Featured Collector: Larry Kruse

Larry Kruse sees a distinct similarity between restoring an old tractor and hunting pheasants. Larry says he gets both the thrill of the hunt and the prize it provides. The hunter walks through the field and weeds looking for game (parts), only you use your checkbook rather than a gun to bring home the bounty. Then you have to clean and prepare your game (parts) and finally you feast on the reward.

Early on, Larry, who was raised on a farm near Carroll, IA, decided that an engineering career would be more rewarding than working on a family farm. However, his farming work ethic carried over into his career as a safety engineer. His employer decided that Larry should work out of his home.
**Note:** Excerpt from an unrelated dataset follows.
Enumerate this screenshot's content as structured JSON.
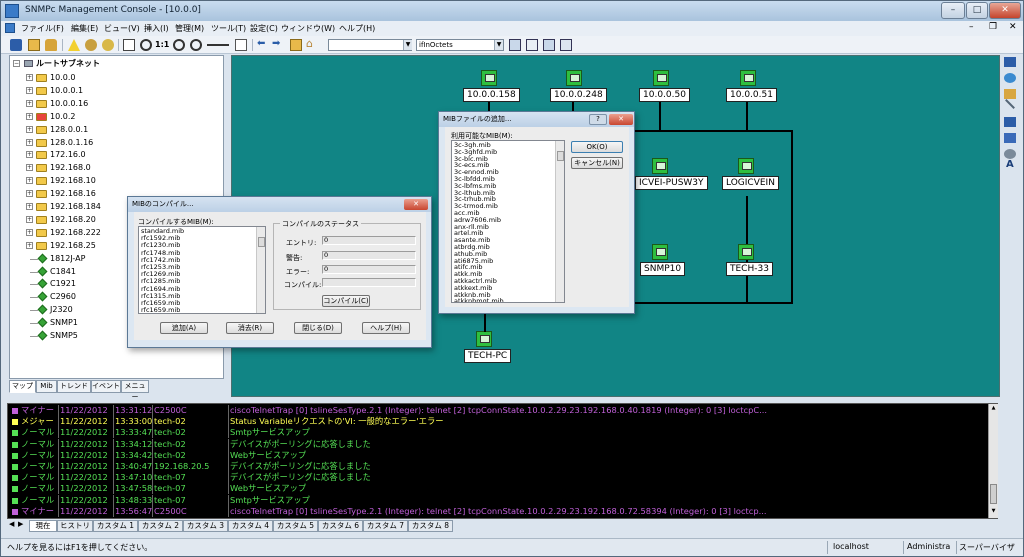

He ended up working at his company computer way past dark, just like a farmer. It was then that his wife, Dahna, suggested he get a hobby and get away from the desk. An advertisement about the Elkhorn Valley Antique Power Assn. caught his interest since he liked to make things work like they did when they were new. After a little investigation he became a member.

A fellow club member helped him find an Oliver Super 55 Diesel. He started by replacing a broken axle and inspecting the transmission and rear end. It was obvious that tractor needed engine and PTO clutches and new seals in the engine and rear end. The front axle and steering box also had to be completely overhauled. He learned to do body work as the project progressed. Learning to paint was an experience; he says he probably used twice as much paint as most professionals would.

As a youth Larry spent many hours on his family’s 1947 Oliver 70 with a 2 -16” plow, 4-row cultivator or a mounted 2-row corn picker. Now he restoring a 48 Oliver 70 Row Crop that is just like the first tractor he drove. He is also working on an Oliver ladder lift plow. A couple of years ago he restored a Case VAI for his father.

Working as a safety engineer has its stresses. Larry, who has been both vice president and secretary/treasurer of this club, finds that working on old tractors and machinery is a good way to relieve the tensions. And he likes the diversity of knowledge and experience that the Elkhorn Valley Antique Power Assn. provides. The members all have different skills and perspectives that are valuable as resources when you are trying to restore your equipment. The club’s antique tractor show gives Larry an opportunity to show off the results of his labors. Larry says, “I know many of the people who look at these old tractors do not understand how much time, effort and resources are required to resurrect and restore a piece of equipment.” Maybe this saying is true: The true test of an artist is the ability to do it so well that it looks easy.